Monday, December 12, 2011

Old Mother Hubbard

As the kids get older, I sometimes feel like Old Mother Hubbard.  You know...she went to the cupboard and it was bare.  I get that feeling sometimes around here.  The kids are getting bigger, so logically they eat more.  Now, all of them are competitive swimmers.  Therefore, they eat more.

Back in the good old days, I used to be so proud of myself when I could fix lunch for a dollar.  A 25 cent box of macaroni and cheese and an apple could feed my two younger.  Sometimes, I would add chicken nuggets.  Or 1 can of soup and some cheese toast. Maybe a Tostino's party pizza and some fruit.  Cheap lunches, people.   Gone are those days.  Prices have gone up dramatically, but they obviously eat more than that.  Jake can eat an entire large frozen pizza himself.  The girls eat a whole box of pasta salad.  Then throw in two apples or cucumbers.  That's alot of food.  I just eat the leftovers. :)
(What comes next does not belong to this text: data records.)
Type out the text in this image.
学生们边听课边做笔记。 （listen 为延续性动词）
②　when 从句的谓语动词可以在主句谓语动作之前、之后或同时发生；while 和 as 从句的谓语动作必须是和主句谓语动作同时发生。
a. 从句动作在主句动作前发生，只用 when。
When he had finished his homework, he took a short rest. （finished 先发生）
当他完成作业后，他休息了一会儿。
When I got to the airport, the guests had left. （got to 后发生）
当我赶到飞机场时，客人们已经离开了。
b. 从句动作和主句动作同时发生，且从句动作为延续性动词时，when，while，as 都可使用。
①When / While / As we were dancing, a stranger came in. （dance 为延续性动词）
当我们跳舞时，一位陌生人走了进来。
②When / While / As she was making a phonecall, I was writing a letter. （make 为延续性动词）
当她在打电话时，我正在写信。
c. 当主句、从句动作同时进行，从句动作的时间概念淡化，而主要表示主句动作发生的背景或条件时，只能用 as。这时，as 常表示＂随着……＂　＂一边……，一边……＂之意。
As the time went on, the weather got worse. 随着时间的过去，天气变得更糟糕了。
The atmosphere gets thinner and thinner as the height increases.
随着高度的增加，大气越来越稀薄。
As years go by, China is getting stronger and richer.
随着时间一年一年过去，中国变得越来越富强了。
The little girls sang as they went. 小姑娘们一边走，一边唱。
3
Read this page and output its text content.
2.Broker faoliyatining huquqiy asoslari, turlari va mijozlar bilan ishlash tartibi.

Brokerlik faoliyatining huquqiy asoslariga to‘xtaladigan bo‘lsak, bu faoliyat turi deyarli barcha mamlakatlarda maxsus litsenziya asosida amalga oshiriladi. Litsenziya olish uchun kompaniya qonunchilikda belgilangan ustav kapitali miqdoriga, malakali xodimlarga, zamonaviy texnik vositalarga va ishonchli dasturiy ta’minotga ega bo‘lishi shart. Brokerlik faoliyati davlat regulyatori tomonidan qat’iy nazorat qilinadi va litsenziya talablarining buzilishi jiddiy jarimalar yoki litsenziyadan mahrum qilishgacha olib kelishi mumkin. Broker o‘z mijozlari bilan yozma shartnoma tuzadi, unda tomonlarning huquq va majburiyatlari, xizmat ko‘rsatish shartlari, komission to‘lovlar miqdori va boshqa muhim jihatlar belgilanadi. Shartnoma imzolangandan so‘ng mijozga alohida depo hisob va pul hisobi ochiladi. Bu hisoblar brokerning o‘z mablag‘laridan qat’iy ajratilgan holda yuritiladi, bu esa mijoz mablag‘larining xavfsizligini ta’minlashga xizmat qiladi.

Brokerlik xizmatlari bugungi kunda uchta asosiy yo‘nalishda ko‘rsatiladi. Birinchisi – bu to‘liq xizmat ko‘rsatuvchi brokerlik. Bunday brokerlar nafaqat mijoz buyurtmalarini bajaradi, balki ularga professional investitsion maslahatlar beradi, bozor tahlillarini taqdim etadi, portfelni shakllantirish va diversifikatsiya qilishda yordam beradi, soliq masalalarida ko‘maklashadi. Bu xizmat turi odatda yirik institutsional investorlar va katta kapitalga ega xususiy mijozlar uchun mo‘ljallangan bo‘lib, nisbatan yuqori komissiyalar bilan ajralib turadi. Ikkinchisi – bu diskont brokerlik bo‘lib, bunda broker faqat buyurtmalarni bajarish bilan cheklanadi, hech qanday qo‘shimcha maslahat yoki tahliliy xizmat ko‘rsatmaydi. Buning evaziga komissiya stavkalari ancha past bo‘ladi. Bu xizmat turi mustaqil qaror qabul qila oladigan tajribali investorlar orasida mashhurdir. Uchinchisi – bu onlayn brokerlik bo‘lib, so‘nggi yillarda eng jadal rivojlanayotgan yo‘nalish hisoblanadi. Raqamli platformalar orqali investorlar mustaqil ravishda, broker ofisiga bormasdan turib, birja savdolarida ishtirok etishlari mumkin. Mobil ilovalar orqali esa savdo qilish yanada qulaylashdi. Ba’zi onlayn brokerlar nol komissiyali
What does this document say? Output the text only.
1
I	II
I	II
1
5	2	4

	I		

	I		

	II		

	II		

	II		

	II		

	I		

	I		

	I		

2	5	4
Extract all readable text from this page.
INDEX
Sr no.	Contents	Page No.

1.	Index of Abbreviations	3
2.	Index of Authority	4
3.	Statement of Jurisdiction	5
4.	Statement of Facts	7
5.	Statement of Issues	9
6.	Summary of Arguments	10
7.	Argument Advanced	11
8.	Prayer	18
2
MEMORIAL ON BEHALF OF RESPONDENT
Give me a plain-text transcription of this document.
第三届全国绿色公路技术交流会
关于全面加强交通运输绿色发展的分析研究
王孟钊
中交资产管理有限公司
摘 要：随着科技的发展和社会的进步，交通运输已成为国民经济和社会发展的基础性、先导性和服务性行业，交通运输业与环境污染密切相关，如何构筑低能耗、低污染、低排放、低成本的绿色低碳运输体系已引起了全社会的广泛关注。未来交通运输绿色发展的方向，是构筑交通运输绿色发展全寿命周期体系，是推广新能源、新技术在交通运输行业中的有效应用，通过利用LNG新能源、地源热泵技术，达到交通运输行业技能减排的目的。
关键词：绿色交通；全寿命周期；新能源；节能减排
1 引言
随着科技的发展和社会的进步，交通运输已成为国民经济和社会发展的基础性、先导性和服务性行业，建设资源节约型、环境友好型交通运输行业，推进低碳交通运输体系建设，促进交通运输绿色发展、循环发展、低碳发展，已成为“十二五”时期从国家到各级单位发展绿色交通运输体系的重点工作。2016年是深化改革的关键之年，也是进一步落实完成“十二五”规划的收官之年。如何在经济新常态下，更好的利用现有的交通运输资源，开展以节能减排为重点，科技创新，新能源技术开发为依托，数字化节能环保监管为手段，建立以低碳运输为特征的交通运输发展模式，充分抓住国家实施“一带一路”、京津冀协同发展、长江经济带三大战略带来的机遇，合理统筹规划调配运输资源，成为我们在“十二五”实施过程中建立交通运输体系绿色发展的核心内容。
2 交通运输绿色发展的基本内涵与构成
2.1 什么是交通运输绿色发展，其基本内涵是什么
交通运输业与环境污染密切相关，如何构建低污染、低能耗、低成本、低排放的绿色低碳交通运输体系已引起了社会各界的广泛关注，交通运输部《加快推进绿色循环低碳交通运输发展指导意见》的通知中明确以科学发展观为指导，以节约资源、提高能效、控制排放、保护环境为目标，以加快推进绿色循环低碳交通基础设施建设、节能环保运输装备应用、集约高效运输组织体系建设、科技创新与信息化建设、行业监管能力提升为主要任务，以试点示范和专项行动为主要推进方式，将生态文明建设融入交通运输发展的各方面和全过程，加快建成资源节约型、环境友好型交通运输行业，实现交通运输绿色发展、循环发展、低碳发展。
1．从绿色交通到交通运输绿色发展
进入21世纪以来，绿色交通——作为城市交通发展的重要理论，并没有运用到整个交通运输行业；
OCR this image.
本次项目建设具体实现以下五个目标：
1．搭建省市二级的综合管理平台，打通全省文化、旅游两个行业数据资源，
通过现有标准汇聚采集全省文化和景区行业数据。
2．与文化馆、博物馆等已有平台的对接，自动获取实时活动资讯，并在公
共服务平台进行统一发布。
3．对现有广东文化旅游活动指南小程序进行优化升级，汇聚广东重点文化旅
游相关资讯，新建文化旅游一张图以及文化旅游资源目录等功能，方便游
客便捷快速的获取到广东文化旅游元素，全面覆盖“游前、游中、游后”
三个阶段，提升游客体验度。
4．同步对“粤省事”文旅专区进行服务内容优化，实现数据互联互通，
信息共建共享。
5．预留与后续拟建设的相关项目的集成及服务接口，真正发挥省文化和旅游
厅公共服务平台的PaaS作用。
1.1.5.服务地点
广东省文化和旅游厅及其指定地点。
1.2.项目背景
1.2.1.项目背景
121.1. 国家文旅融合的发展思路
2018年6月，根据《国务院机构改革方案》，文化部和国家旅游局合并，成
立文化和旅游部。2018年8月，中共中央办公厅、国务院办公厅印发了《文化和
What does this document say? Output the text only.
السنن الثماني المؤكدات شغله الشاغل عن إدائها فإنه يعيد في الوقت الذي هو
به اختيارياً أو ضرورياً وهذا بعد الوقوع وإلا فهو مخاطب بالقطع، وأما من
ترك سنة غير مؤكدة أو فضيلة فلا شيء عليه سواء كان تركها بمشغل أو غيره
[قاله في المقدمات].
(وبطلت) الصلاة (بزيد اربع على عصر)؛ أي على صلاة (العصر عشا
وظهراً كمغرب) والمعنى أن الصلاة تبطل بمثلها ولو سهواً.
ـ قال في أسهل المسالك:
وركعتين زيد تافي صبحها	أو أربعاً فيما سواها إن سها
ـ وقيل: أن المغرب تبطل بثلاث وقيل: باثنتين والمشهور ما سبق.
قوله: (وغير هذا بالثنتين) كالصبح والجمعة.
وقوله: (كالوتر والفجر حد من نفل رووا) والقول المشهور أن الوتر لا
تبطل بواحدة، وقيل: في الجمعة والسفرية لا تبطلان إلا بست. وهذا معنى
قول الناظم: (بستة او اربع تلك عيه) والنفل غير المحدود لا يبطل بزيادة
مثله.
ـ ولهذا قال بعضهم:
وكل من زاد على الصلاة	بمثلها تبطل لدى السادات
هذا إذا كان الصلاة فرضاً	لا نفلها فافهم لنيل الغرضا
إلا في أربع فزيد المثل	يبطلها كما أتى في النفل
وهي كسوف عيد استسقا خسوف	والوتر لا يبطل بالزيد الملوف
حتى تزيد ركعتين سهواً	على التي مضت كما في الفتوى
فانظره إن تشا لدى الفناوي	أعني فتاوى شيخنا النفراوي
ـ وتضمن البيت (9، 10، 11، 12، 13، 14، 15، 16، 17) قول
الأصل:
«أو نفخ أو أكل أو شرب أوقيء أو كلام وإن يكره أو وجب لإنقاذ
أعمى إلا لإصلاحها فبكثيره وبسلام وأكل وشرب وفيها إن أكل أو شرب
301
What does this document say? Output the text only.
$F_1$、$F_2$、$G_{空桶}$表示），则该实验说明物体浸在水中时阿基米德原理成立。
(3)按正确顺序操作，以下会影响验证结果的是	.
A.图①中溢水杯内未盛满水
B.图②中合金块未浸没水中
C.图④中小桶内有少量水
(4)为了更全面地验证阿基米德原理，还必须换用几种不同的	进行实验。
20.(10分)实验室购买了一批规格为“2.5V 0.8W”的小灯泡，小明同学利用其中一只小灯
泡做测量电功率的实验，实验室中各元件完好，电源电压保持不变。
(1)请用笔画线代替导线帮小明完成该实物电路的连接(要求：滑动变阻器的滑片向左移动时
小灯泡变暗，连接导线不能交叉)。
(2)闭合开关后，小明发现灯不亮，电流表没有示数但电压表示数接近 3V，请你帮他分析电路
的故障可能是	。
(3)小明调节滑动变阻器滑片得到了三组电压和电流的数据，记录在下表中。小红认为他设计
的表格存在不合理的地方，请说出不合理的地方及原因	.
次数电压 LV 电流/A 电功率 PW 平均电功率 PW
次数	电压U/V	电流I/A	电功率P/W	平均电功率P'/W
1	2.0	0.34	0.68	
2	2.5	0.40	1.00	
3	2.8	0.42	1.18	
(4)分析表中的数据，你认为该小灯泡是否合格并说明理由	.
Back in the good old days, I also used to be so proud that I could only go the grocery store once a month, then make quick trips for more perishables.  It would take two carts and about two hours, but it was lovely.  I hate going to the store, so this was just heavenly.  Especially, if I could hit it early on a Saturday morning.  I would have the whole store to myself.  Now, they eat  more, so what would last me two meals, gets me one and only if I'm lucky there are leftovers.  So, I'm getting twice as much food. Therefore, one big trip like that a month would kill me.

Back in the good old days, I used to be able to think better.  That's what age and three kids and a dog will do to you.  It seems that no matter how much I plan my menus, I am always out of one certain thing too soon.  Like, sometimes my trip to the store will constitute mostly breakfast things - orange juice, chocolate milk, biscuits, eggs, etc.  Then, a few days after that I will be low on quick lunch things.  You'd think I could get that together.  But, nope.  I can't.  Alot of that, (okay most of that) is mental, but some of that is the fact I am buying more food, so therefore I don't have enough space for a month's worth of food anymore. 

So, now, I am (old) mother Pritchard.  Whose cupboards get bare, of some thing or another, quite frequently.  But that means I have a full house of growing kids.  And that is a good thing.